L’attaque menée contre Spamhaus a permis de montrer une nouvelle fois le potentiel des attaques par déni de service distribué. La présence de milliers de résolveurs DNS récursifs librement ouverts sur Internet, associée au non contrôle par les différents opérateurs de la provenance du trafic sur leur réseau, ont ainsi permis aux attaquants d’amplifier considérablement leur attaque au point de ralentir certains points d’échanges sur Internet.
Face à la menace des attaques par DDoS avec amplification DNS, il existe quelques solutions pour les entreprises exposées sur Internet :
  • L’utilisation d’appliances de sécurité offrant des protections contre le déni de service (inspection protocolaire de haut niveau, détection de pic anormal de trafic). Si ces solutions permettent de soulager le réseau de l’entreprise protégée par ces appliances, elles ne soulagent pas les ressources réseau de l’opérateur en amont.

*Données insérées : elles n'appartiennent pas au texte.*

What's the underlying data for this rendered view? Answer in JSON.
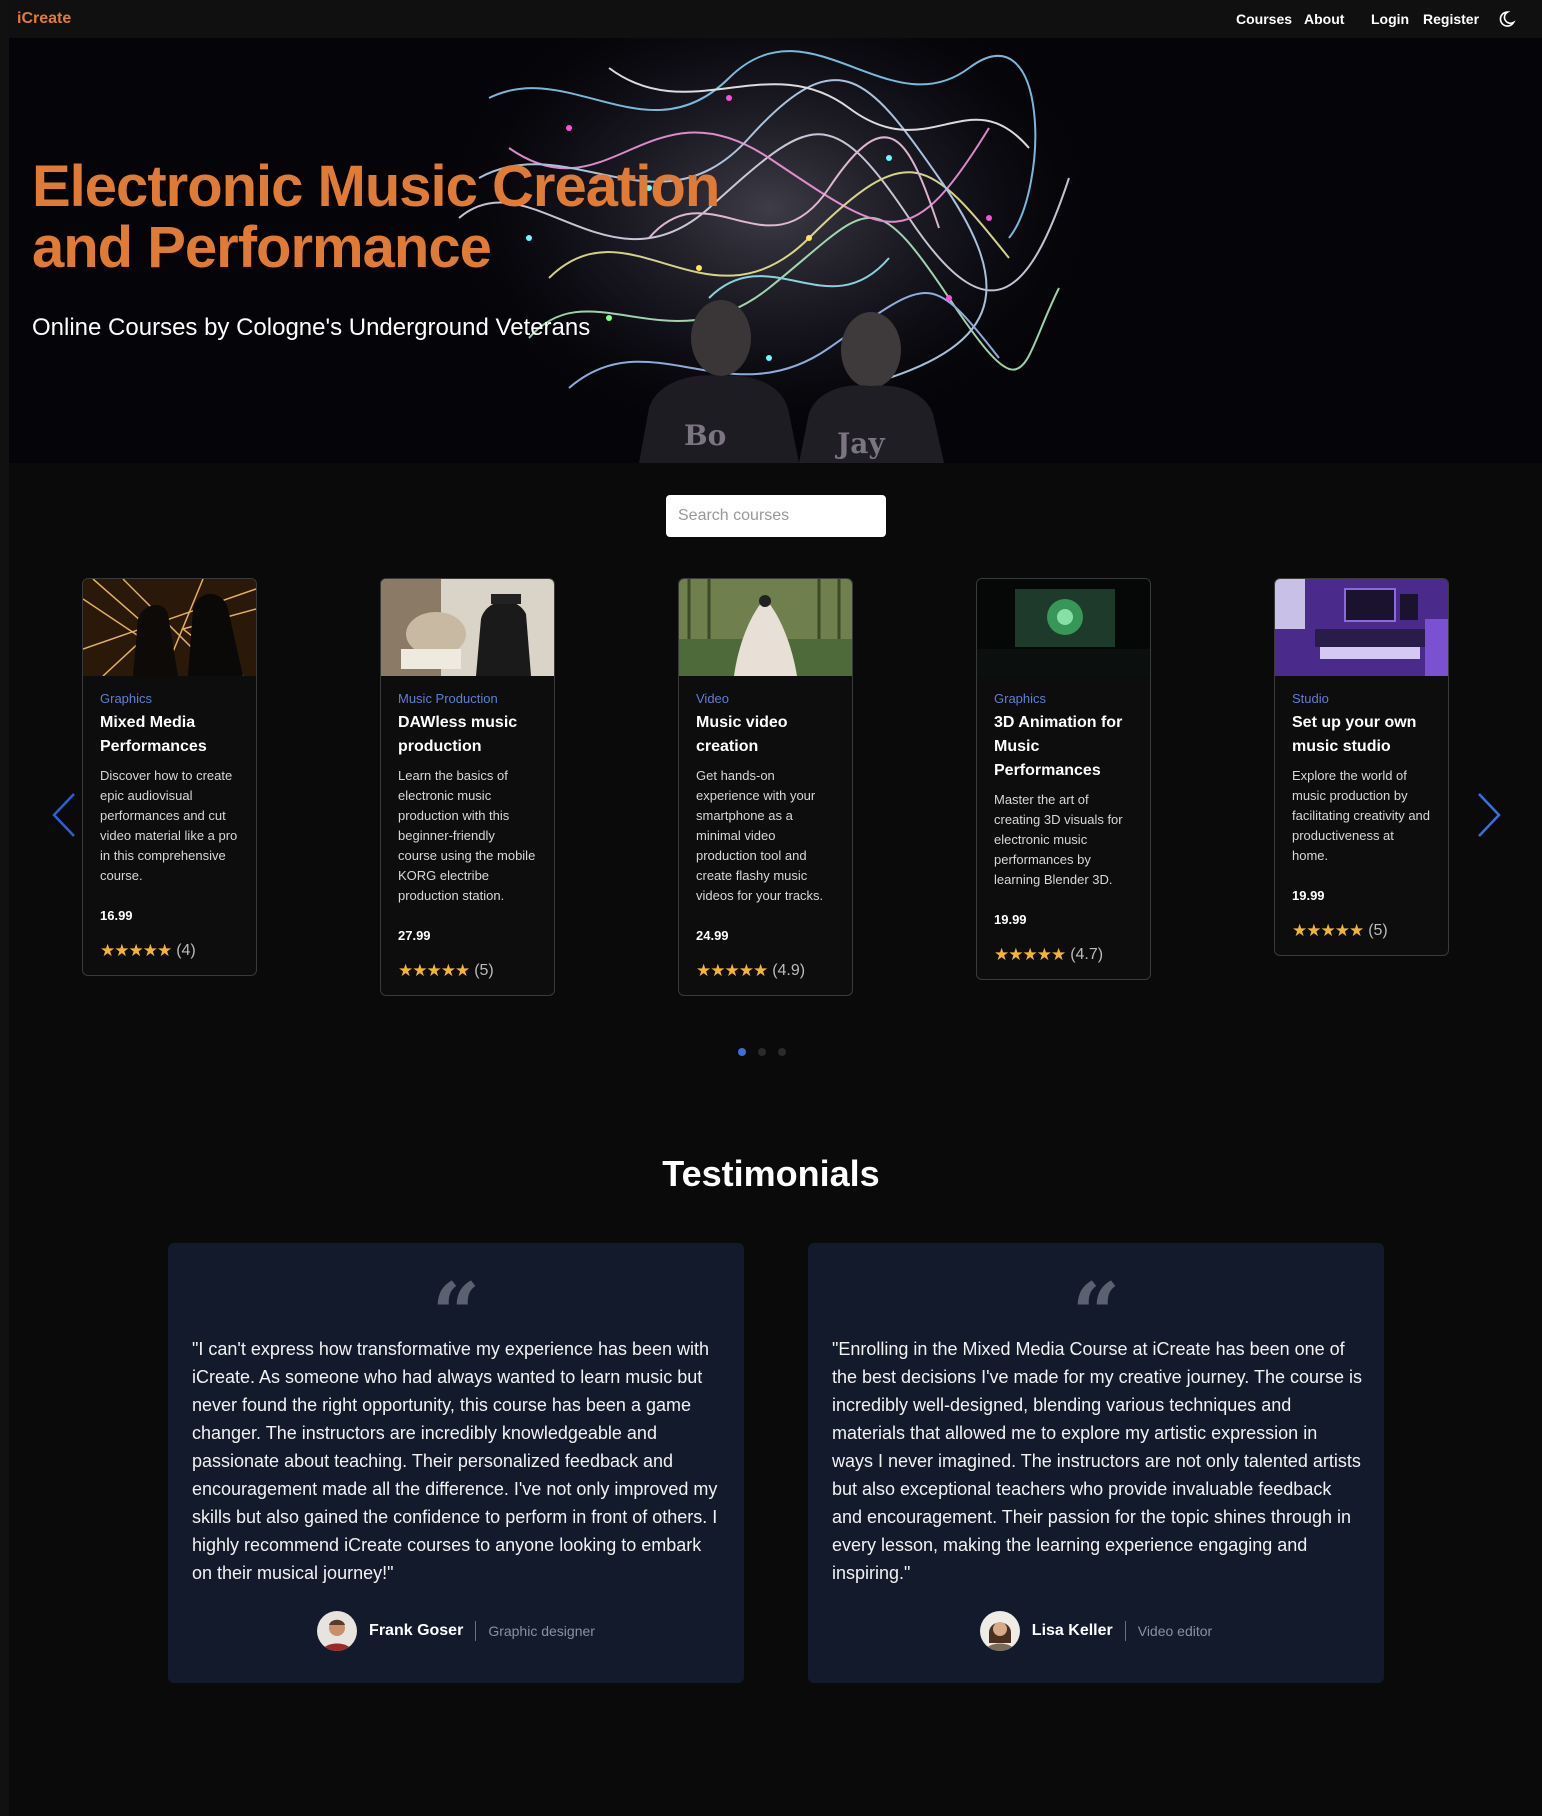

  • L’utilisation de services de type CDN, et plus généralement de la technologie de l’anycast. Le déploiement d’une géo-redondance sur plusieurs datacenters annonçant les mêmes adresses permet effectivement, en plus d’assurer la résilience du service sur plusieurs endroits dans le monde, d’agrandir la surface de l’attaque pour les pirates, rendant la coupure du service d’autant plus difficile.
Pour efficacement contrer ce type d’attaque, il est du ressort des opérateurs d’agir sur deux points critiques :
  • Contrôler en premier lieu plus efficacement le trafic transitant par leurs réseaux afin de limiter les possibilités d’usurpation d’adresses IP sur Internet.
  • Militer pour la reconfiguration des milliers de résolveurs DNS récursifs ouverts présents sur leurs réseaux et qui constituent de véritables outils d’attaques pour les pirates.